ES are released by exocytosis and consist of membranous particles occurring in many body fluids, including blood, ascites, and pleural effusions [123-125]. Two classes of ES have been identified; exosomes (30-120 nm) and microvesicles (100-103 nm). ES are enriched for several proteins, and contain mRNA, miRNA, tRNA, ssDNA, mitochondrial DNA, and dsDNA [125, 126]. Tumor-released ES appear to facilitate tumor growth by activating benign cells towards tumor growth-promoting phenotypes [127]. NSCLC secretes ES and Lin et al. [128] demonstrated that the miRNA patterns are different between the pleural effusions in pulmonary tuberculosis, pneumoniae, and NSCLC, making them clinically distinguishable [128-130]. Sandfeld-Paulsen et al. [130] examined ES in 276 NSCLC patients captured with antibodies to general ES marker proteins. Forty-nine proteins attached to the exosomal membranes were evaluated based on their presence and concentration, and correlated with over-all patient survival. Of the 49 proteins, increased NY-ESO-1 was present in 50% of the patients and was a highly significant inferior survival prognostic biomarker. Brinkmann et al. [131] purified ES RNA from NSCLC patients and subjected it to RT-qPCR for EML4-ALK transcripts. EML4-ALK transcripts were detected in 70% of cases known to carry the fusion by previous tissue biopsy analysis. Similarly Krug et al. [132] used NGS to analyze activating EGFR mutations and the T790M EGFR mutations in blood ES from 54 NSCLC patients who had these mutations previously identified by tumor tissue analysis. A 96% concordance between the tumor biopsy results and ES and cfDNA NGS results was found for the activating EGFR mutations and 86% for the T790M mutation. Taken together these results indicate that ES analysis may have value in LC diagnostics.

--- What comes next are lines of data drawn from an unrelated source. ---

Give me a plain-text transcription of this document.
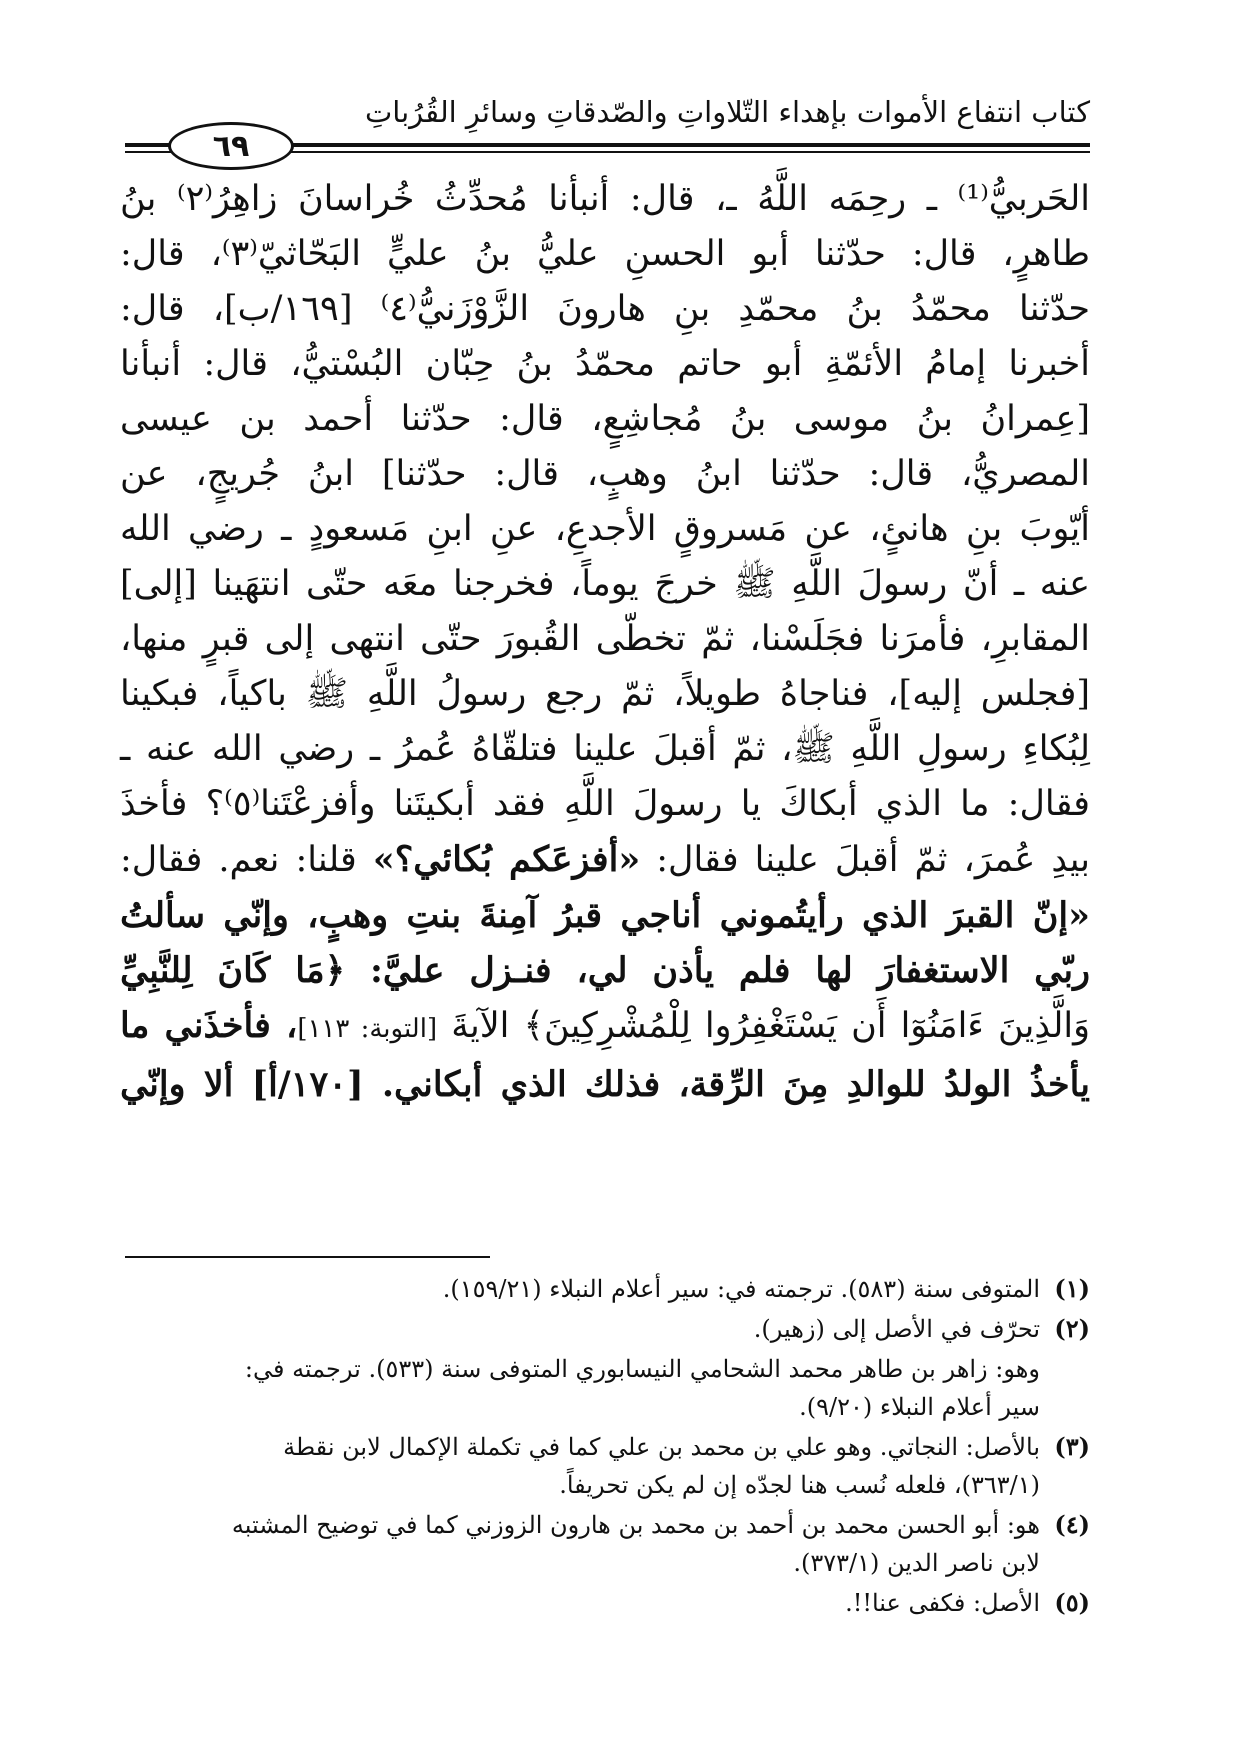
كتاب انتفاع الأموات بإهداء التّلاواتِ والصّدقاتِ وسائرِ القُرُباتِ
٦٩
الحَربيُّ⁽¹⁾ ـ رحِمَه اللَّهُ ـ، قال: أنبأنا مُحدِّثُ خُراسانَ زاهِرُ⁽٢⁾ بنُ
طاهرٍ، قال: حدّثنا أبو الحسنِ عليُّ بنُ عليٍّ البَحّاثيّ⁽٣⁾، قال:
حدّثنا محمّدُ بنُ محمّدِ بنِ هارونَ الزَّوْزَنيُّ⁽٤⁾ [١٦٩/ب]، قال:
أخبرنا إمامُ الأئمّةِ أبو حاتم محمّدُ بنُ حِبّان البُسْتيُّ، قال: أنبأنا
[عِمرانُ بنُ موسى بنُ مُجاشِعٍ، قال: حدّثنا أحمد بن عيسى
المصريُّ، قال: حدّثنا ابنُ وهبٍ، قال: حدّثنا] ابنُ جُريجٍ، عن
أيّوبَ بنِ هانئٍ، عن مَسروقٍ الأجدعِ، عنِ ابنِ مَسعودٍ ـ رضي الله
عنه ـ أنّ رسولَ اللَّهِ ﷺ خرجَ يوماً، فخرجنا معَه حتّى انتهَينا [إلى]
المقابرِ، فأمرَنا فجَلَسْنا، ثمّ تخطّى القُبورَ حتّى انتهى إلى قبرٍ منها،
[فجلس إليه]، فناجاهُ طويلاً، ثمّ رجع رسولُ اللَّهِ ﷺ باكياً، فبكينا
لِبُكاءِ رسولِ اللَّهِ ﷺ، ثمّ أقبلَ علينا فتلقّاهُ عُمرُ ـ رضي الله عنه ـ
فقال: ما الذي أبكاكَ يا رسولَ اللَّهِ فقد أبكيتَنا وأفزعْتَنا⁽٥⁾؟ فأخذَ
بيدِ عُمرَ، ثمّ أقبلَ علينا فقال: «أفزعَكم بُكائي؟» قلنا: نعم. فقال:
«إنّ القبرَ الذي رأيتُموني أناجي قبرُ آمِنةَ بنتِ وهبٍ، وإنّي سألتُ
ربّي الاستغفارَ لها فلم يأذن لي، فنـزل عليَّ: ﴿مَا كَانَ لِلنَّبِيِّ
وَالَّذِينَ ءَامَنُوٓا أَن يَسْتَغْفِرُوا لِلْمُشْرِكِينَ﴾ الآيةَ [التوبة: ١١٣]، فأخذَني ما
يأخذُ الولدُ للوالدِ مِنَ الرِّقة، فذلك الذي أبكاني. [١٧٠/أ] ألا وإنّي
(١)
المتوفى سنة (٥٨٣). ترجمته في: سير أعلام النبلاء (١٥٩/٢١).
(٢)
تحرّف في الأصل إلى (زهير).
وهو: زاهر بن طاهر محمد الشحامي النيسابوري المتوفى سنة (٥٣٣). ترجمته في:
سير أعلام النبلاء (٩/٢٠).
(٣)
بالأصل: النجاتي. وهو علي بن محمد بن علي كما في تكملة الإكمال لابن نقطة
(٣٦٣/١)، فلعله نُسب هنا لجدّه إن لم يكن تحريفاً.
(٤)
هو: أبو الحسن محمد بن أحمد بن محمد بن هارون الزوزني كما في توضيح المشتبه
لابن ناصر الدين (٣٧٣/١).
(٥)
الأصل: فكفى عنا!!.
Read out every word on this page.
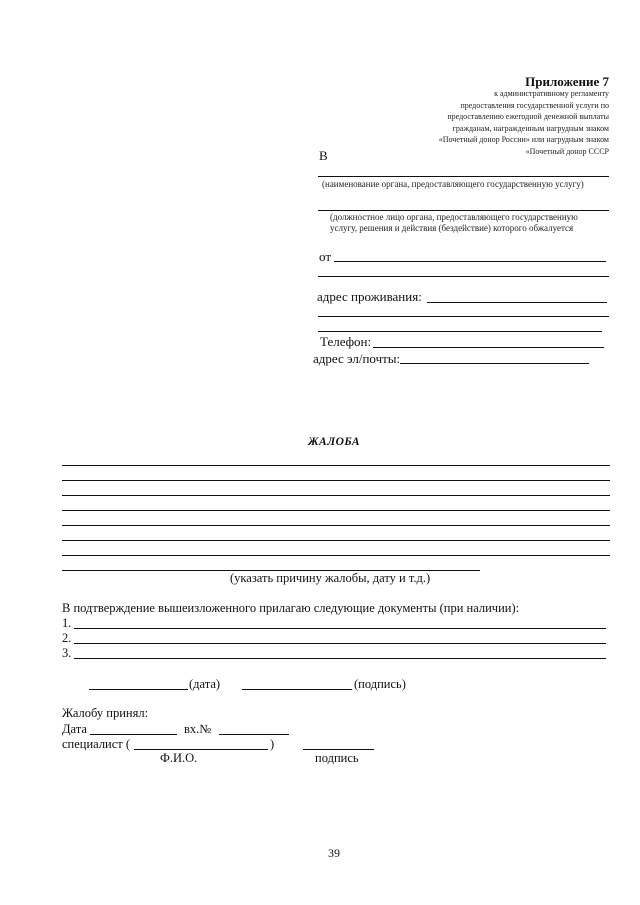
Приложение 7
к административному регламенту
предоставления государственной услуги по
предоставлению ежегодной денежной выплаты
гражданам, награжденным нагрудным знаком
«Почетный донор России» или нагрудным знаком
«Почетный донор СССР
В
(наименование органа, предоставляющего государственную услугу)
(должностное лицо органа, предоставляющего государственную
услугу, решения и действия (бездействие) которого обжалуется
от
адрес проживания:
Телефон:
адрес эл/почты:
ЖАЛОБА
(указать причину жалобы, дату и т.д.)
В подтверждение вышеизложенного прилагаю следующие документы (при наличии):
1.
2.
3.
(дата)	(подпись)
Жалобу принял:
Дата	вх.№
специалист (	)
Ф.И.О.	подпись
39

CONCLUSIONS AND FUTURE DIRECTIONS

Liquid biopsy approaches hold great potential in LC cancer diagnostics. cfDNA, CTCs, TEPs, TECs, and tumor ES all show promise, although few are currently used clinically [25-48, 69-81,112-115,117-119,128-132]. Presently several challenges must be met before the liquid biopsy can enter clinical practice, including 1) optimizing and standardizing sample gathering, 2) implementing uniform analytical procedures, 3) identifying the circulating analyte(s) most likely to yield useful information, and 4) performing the sufficiently large multi-center clinical trials necessary for validating specific analysis protocols [133]. Additionally, as many circulating analytes occur at low concentrations or are “rare events”, maximizing test sensitivity will be a challenge. Protocols such as those employed by Newman et al. [55], which increases assay sensitivity by targeting the specific mutations within LC, will likely prove useful. With time, the technical challenges of the liquid biopsy will likely be solved and it will become an important tool in LC diagnostics and treatment.